Today’s DEI and ESG grievance industries are blowin’ in the wind. Three steps to redemption: Forget merit and striving for the highest level. Push equity over excellence. Feel virtuous. There are uproars because we don’t have enough female crash-test dummies—or paper straws, trigger warnings, unisex bathrooms, wind farms, disarmed police, censored songs or sidewalk tents for the “unhoused.” These are vacuous 21st-century versions of protest songs. Feels good. Does nothing. Greta Thunberg’s “How Dare You?” topped the charts.
A friend told me his latest movie idea: A disaster strikes and the world ends during the Burning Man festival. The chemically addled cosplaying steampunk “Burners” are the only ones left alive. Hilarity ensues. Looking at our culture, it often feels as if that has already happened: emo music, moralizing movies, pregnant men, crypto disasters.
Sorry, it wasn’t hot-airy activists or puffing politicians in the ’60s and ’70s that drove progress, but entrepreneurs and workers at all the companies started back then: Intel. FedEx. Walmart. Apple. Genentech. Nike. Home Depot. Starbucks. Microsoft. They put action into Mr. Dylan’s words in “The Times They Are a-Changin’.”

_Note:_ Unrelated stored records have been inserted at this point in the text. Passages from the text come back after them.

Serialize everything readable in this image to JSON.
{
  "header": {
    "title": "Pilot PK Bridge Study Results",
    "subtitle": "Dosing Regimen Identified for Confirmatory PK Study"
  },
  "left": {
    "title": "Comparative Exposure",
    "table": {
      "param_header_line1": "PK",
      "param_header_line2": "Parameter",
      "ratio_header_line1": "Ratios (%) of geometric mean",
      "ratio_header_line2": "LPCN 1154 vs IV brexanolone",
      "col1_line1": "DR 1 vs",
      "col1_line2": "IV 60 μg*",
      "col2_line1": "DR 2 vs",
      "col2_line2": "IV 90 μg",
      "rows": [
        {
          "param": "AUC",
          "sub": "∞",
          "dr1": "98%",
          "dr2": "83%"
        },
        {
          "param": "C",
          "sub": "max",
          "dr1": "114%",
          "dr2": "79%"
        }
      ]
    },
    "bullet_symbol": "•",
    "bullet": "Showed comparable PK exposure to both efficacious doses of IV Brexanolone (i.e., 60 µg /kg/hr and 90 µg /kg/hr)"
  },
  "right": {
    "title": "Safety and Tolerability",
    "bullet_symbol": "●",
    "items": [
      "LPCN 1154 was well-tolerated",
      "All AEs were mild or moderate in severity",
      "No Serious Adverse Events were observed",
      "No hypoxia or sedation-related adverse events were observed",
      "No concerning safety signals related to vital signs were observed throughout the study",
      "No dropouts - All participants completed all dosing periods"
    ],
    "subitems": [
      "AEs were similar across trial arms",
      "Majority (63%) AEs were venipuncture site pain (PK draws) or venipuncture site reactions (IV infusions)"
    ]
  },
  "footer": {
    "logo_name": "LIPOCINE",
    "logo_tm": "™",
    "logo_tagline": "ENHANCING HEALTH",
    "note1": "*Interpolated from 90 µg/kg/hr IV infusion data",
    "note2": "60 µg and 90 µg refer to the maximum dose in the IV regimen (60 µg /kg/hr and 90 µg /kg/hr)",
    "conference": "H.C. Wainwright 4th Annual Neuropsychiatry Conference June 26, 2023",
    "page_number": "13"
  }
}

Life is constant change, turmoil, ruckus. It’s almost always for the better when we unleash progress from the shackles of whiny, wind-blowin’ protesters. Hard work and putting in the time turn inspiration into innovation. Reach into that bag and grab those handles.
The whiny artsy activist political class isn’t much into hard work, though they don’t mind enjoying the fruits of others’.